Ikuti Kami

Muslimah Talk

Menjadi Cyberfeminis dengan Memaksimalkan Media Sosial

muslimah posthuman Pascamanusia Pascaperempuan perspektif feminis
credit: photo from gettyimages.com

BincangMuslimah.Com – Ponsel, satu benda yang melekat sejak kita bangun tidur di pagi hari hingga menjelang tidur di malam hari. Ketergantungan pada ponsel adalah bukti bahwa teknologi telah mencengkeram erat kehidupan manusia.

Melalui ponsel, kita bisa mengakses informasi terkini tentang apa yang terjadi di seluruh dunia, memesan makanan, berbelanja, mentransfer uang, mengetahui kabar orang yang berjauhan dengan kita, berbagi lokasi, dan banyak lagi. Paling sering, kita terhanyut dalam aktivitas di media sosial.

Hootsuite (We are Social) dalam Indonesian Digital Report 2021 mendata tren tentang internet dan media sosial pada 11 Februari yang lalu. Dari total populasi atau jumlah penduduk Indonesia yang mencapai 274,9 juta, 170 juta di antaranya atau 61,8% dari jumlah populasi di Indonesia adalah pengguna aktif media sosial.

Rata-rata waktu orang Indonesia setiap hari menggunakan media sosial melalui perangkat apa pun adalah sekitar 3 jam 41 menit.
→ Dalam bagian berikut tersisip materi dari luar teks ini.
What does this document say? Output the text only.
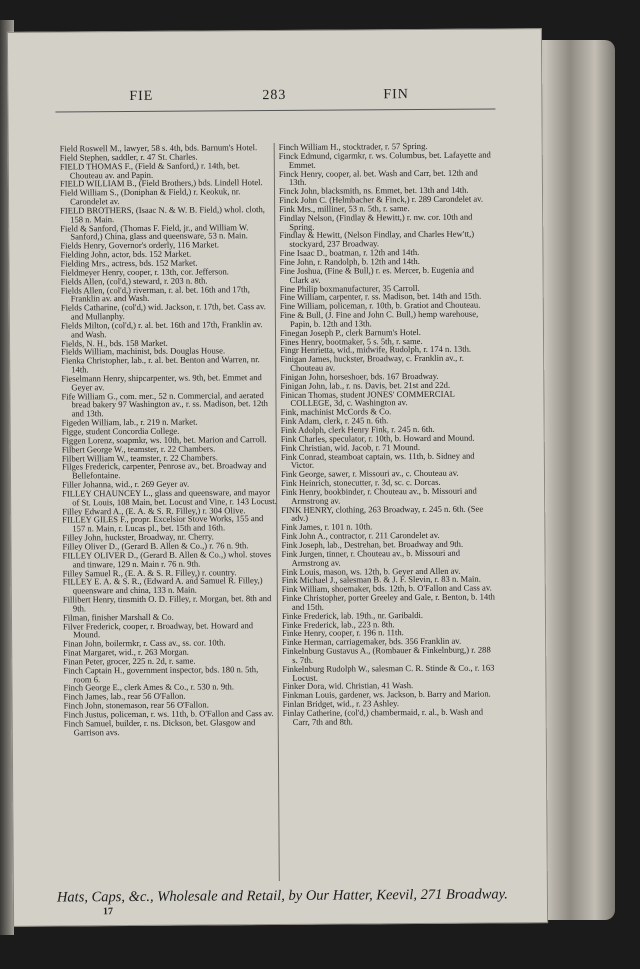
FIE	283	FIN

Field Roswell M., lawyer, 58 s. 4th, bds. Barnum's Hotel.

Field Stephen, saddler, r. 47 St. Charles.

FIELD THOMAS F., (Field & Sanford,) r. 14th, bet. Chouteau av. and Papin.

FIELD WILLIAM B., (Field Brothers,) bds. Lindell Hotel.

Field William S., (Doniphan & Field,) r. Keokuk, nr. Carondelet av.

FIELD BROTHERS, (Isaac N. & W. B. Field,) whol. cloth, 158 n. Main.

Field & Sanford, (Thomas F. Field, jr., and William W. Sanford,) China, glass and queensware, 53 n. Main.

Fields Henry, Governor's orderly, 116 Market.

Fielding John, actor, bds. 152 Market.

Fielding Mrs., actress, bds. 152 Market.

Fieldmeyer Henry, cooper, r. 13th, cor. Jefferson.

Fields Allen, (col'd,) steward, r. 203 n. 8th.

Fields Allen, (col'd,) riverman, r. al. bet. 16th and 17th, Franklin av. and Wash.

Fields Catharine, (col'd,) wid. Jackson, r. 17th, bet. Cass av. and Mullanphy.

Fields Milton, (col'd,) r. al. bet. 16th and 17th, Franklin av. and Wash.

Fields, N. H., bds. 158 Market.

Fields William, machinist, bds. Douglas House.

Fienka Christopher, lab., r. al. bet. Benton and Warren, nr. 14th.

Fieselmann Henry, shipcarpenter, ws. 9th, bet. Emmet and Geyer av.

Fife William G., com. mer., 52 n. Commercial, and aerated bread bakery 97 Washington av., r. ss. Madison, bet. 12th and 13th.

Figeden William, lab., r. 219 n. Market.

Figge, student Concordia College.

Figgen Lorenz, soapmkr, ws. 10th, bet. Marion and Carroll.

Filbert George W., teamster, r. 22 Chambers.

Filbert William W., teamster, r. 22 Chambers.

Filges Frederick, carpenter, Penrose av., bet. Broadway and Bellefontaine.

Filler Johanna, wid., r. 269 Geyer av.

FILLEY CHAUNCEY L., glass and queensware, and mayor of St. Louis, 108 Main, bet. Locust and Vine, r. 143 Locust.

Filley Edward A., (E. A. & S. R. Filley,) r. 304 Olive.

FILLEY GILES F., propr. Excelsior Stove Works, 155 and 157 n. Main, r. Lucas pl., bet. 15th and 16th.

Filley John, huckster, Broadway, nr. Cherry.

Filley Oliver D., (Gerard B. Allen & Co.,) r. 76 n. 9th.

FILLEY OLIVER D., (Gerard B. Allen & Co.,) whol. stoves and tinware, 129 n. Main r. 76 n. 9th.

Filley Samuel R., (E. A. & S. R. Filley,) r. country.

FILLEY E. A. & S. R., (Edward A. and Samuel R. Filley,) queensware and china, 133 n. Main.

Fillibert Henry, tinsmith O. D. Filley, r. Morgan, bet. 8th and 9th.

Filman, finisher Marshall & Co.

Filver Frederick, cooper, r. Broadway, bet. Howard and Mound.

Finan John, boilermkr, r. Cass av., ss. cor. 10th.

Finat Margaret, wid., r. 263 Morgan.

Finan Peter, grocer, 225 n. 2d, r. same.

Finch Captain H., government inspector, bds. 180 n. 5th, room 6.

Finch George E., clerk Ames & Co., r. 530 n. 9th.

Finch James, lab., rear 56 O'Fallon.

Finch John, stonemason, rear 56 O'Fallon.

Finch Justus, policeman, r. ws. 11th, b. O'Fallon and Cass av.

Finch Samuel, builder, r. ns. Dickson, bet. Glasgow and Garrison avs.

Finch William H., stocktrader, r. 57 Spring.

Finck Edmund, cigarmkr, r. ws. Columbus, bet. Lafayette and Emmet.

Finck Henry, cooper, al. bet. Wash and Carr, bet. 12th and 13th.

Finck John, blacksmith, ns. Emmet, bet. 13th and 14th.

Finck John C. (Helmbacher & Finck,) r. 289 Carondelet av.

Fink Mrs., milliner, 53 n. 5th, r. same.

Findlay Nelson, (Findlay & Hewitt,) r. nw. cor. 10th and Spring.

Findlay & Hewitt, (Nelson Findlay, and Charles Hew'tt,) stockyard, 237 Broadway.

Fine Isaac D., boatman, r. 12th and 14th.

Fine John, r. Randolph, b. 12th and 14th.

Fine Joshua, (Fine & Bull,) r. es. Mercer, b. Eugenia and Clark av.

Fine Philip boxmanufacturer, 35 Carroll.

Fine William, carpenter, r. ss. Madison, bet. 14th and 15th.

Fine William, policeman, r. 10th, b. Gratiot and Chouteau.

Fine & Bull, (J. Fine and John C. Bull,) hemp warehouse, Papin, b. 12th and 13th.

Finegan Joseph P., clerk Barnum's Hotel.

Fines Henry, bootmaker, 5 s. 5th, r. same.

Fingr Henrietta, wid., midwife, Rudolph, r. 174 n. 13th.

Finigan James, huckster, Broadway, c. Franklin av., r. Chouteau av.

Finigan John, horseshoer, bds. 167 Broadway.

Finigan John, lab., r. ns. Davis, bet. 21st and 22d.

Finican Thomas, student JONES' COMMERCIAL COLLEGE, 3d, c. Washington av.

Fink, machinist McCords & Co.

Fink Adam, clerk, r. 245 n. 6th.

Fink Adolph, clerk Henry Fink, r. 245 n. 6th.

Fink Charles, speculator, r. 10th, b. Howard and Mound.

Fink Christian, wid. Jacob, r. 71 Mound.

Fink Conrad, steamboat captain, ws. 11th, b. Sidney and Victor.

Fink George, sawer, r. Missouri av., c. Chouteau av.

Fink Heinrich, stonecutter, r. 3d, sc. c. Dorcas.

Fink Henry, bookbinder, r. Chouteau av., b. Missouri and Armstrong av.

FINK HENRY, clothing, 263 Broadway, r. 245 n. 6th. (See adv.)

Fink James, r. 101 n. 10th.

Fink John A., contractor, r. 211 Carondelet av.

Fink Joseph, lab., Destrehan, bet. Broadway and 9th.

Fink Jurgen, tinner, r. Chouteau av., b. Missouri and Armstrong av.

Fink Louis, mason, ws. 12th, b. Geyer and Allen av.

Fink Michael J., salesman B. & J. F. Slevin, r. 83 n. Main.

Fink William, shoemaker, bds. 12th, b. O'Fallon and Cass av.

Finke Christopher, porter Greeley and Gale, r. Benton, b. 14th and 15th.

Finke Frederick, lab. 19th., nr. Garibaldi.

Finke Frederick, lab., 223 n. 8th.

Finke Henry, cooper, r. 196 n. 11th.

Finke Herman, carriagemaker, bds. 356 Franklin av.

Finkelnburg Gustavus A., (Rombauer & Finkelnburg,) r. 288 s. 7th.

Finkelnburg Rudolph W., salesman C. R. Stinde & Co., r. 163 Locust.

Finker Dora, wid. Christian, 41 Wash.

Finkman Louis, gardener, ws. Jackson, b. Barry and Marion.

Finlan Bridget, wid., r. 23 Ashley.

Finlay Catherine, (col'd,) chambermaid, r. al., b. Wash and Carr, 7th and 8th.

Hats, Caps, &c., Wholesale and Retail, by Our Hatter, Keevil, 271 Broadway.
17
Jika dibulatkan menjadi 4 jam, maka dalam waktu 24 jam, warganet menggunakan 16,66% waktunya untuk bergumul dengan media sosial. Dalam seminggu, kita membutuhkan 28 jam dan dalam sebulan setara dengan 112 jam.

Seratus jam adalah waktu yang sangat lama. Dalam seratus jam, kita bisa memproses informasi dan ilmu pengetahuan yang sangat banyak. Karenanya, sayang sekali jika media sosial hanya digunakan sebagai hiburan, tanpa memaksimalkan fungsinya sebagai medium pertukaran informasi dan ilmu pengetahuan.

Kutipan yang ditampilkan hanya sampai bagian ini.